Los documentos contemporáneos no mencionan su origen familiar.
La crónica de Ebersheim, escrita en el siglo XII, precisa que la mujer del duque Eticho/Adalricus, Berswinda, era sobrina por parte de su madre de San Leodegario, obispo de Autun, y hermana de una reina de los francos. El matrimonio entre Adalricus y Berswinda podría haber tenido lugar durante la primera mitad del siglo VII, cuando la reina de los francos sólo podía ser Imiquilda o Batilda de Ascania.
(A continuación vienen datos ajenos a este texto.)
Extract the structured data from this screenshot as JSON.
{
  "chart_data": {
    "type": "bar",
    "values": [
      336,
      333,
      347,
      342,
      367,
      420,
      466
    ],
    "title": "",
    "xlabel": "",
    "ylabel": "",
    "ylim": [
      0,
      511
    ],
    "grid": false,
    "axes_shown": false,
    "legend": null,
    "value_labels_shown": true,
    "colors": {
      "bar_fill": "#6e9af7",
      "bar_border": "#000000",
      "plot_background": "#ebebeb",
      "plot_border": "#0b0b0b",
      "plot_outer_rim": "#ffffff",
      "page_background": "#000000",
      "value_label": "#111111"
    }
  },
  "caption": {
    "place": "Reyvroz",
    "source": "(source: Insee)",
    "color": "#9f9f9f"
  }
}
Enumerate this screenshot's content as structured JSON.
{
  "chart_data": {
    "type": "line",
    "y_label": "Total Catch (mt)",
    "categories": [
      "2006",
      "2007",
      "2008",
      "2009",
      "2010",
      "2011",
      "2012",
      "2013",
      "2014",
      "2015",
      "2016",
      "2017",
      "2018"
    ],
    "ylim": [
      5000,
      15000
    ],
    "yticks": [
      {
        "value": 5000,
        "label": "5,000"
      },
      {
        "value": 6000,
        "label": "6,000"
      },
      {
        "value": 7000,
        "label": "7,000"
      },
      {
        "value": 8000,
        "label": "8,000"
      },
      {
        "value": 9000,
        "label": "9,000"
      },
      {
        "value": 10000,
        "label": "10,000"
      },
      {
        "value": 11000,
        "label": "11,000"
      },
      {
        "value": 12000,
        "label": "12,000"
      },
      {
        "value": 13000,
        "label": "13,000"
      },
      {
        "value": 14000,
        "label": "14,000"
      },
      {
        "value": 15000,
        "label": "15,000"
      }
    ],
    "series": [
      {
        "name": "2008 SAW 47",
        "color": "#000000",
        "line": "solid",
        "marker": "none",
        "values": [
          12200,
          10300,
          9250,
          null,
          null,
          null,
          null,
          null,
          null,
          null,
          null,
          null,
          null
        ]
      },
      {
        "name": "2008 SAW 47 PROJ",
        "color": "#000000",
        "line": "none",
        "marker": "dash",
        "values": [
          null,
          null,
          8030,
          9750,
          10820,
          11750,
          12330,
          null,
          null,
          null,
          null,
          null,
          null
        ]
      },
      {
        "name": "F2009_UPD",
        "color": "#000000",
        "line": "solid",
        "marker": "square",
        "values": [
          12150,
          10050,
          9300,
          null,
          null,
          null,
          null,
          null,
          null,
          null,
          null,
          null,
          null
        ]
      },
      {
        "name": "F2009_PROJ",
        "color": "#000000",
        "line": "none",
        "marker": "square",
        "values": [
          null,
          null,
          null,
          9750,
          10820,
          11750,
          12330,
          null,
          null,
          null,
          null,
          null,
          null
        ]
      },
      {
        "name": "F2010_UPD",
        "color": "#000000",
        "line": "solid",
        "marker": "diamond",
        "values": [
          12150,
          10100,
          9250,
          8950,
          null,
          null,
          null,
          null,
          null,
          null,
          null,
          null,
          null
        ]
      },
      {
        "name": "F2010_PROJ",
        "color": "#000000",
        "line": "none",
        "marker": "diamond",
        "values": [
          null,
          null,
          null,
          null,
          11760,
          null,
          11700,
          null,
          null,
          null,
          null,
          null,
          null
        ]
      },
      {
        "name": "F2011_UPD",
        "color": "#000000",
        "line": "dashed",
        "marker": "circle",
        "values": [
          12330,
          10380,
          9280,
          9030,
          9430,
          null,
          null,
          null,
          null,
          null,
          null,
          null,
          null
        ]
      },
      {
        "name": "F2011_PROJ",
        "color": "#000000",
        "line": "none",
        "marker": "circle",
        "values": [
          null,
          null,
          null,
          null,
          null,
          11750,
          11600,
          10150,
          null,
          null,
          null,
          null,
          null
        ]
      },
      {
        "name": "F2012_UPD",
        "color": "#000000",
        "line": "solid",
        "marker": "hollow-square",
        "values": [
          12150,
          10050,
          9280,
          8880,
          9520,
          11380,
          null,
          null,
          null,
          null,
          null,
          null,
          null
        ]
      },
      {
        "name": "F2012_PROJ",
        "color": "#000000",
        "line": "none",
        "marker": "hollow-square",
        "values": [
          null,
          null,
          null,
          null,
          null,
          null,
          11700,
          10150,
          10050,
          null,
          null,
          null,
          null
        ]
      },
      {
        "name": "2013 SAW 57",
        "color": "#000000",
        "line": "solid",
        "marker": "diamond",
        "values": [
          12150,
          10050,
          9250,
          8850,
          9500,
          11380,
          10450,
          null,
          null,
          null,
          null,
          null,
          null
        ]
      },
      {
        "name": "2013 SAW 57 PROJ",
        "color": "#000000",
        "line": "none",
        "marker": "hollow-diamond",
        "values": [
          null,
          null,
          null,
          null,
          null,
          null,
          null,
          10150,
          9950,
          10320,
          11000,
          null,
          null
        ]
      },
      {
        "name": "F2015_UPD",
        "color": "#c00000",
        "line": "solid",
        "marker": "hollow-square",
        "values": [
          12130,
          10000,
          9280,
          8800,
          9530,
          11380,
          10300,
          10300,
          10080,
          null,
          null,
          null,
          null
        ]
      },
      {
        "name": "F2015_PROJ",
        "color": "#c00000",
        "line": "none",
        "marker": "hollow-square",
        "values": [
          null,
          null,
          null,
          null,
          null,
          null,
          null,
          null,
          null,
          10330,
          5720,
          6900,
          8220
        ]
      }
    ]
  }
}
Esta última no podría tratarse de la mujer descrita anteriormente ya que era de origen humilde. De todos modos, esta crónica fue escrita demasiado tarde con respecto a los hechos que se relatan en ella y no suele ser tenida en cuenta por los historiadores.
Algunos parecidos onomásticos entre los Eticónidas, descendientes de Aldaricus y Berswinda, y entre los Hugobertiner, descendientes del senescal Hugobert, hacen que Christian Settipani crea en la fraternidad entre éste y Berswinda. Su padre sería, entonces, un mayordomo del palacio de Austrasia llamado Hugues. Sin embargo, también se considera que Hugobert podría tener otros padres, por lo que la relación no sería fraterna sino de primos, de modo que Hugues se trataría de un ancestro de Imiquilda.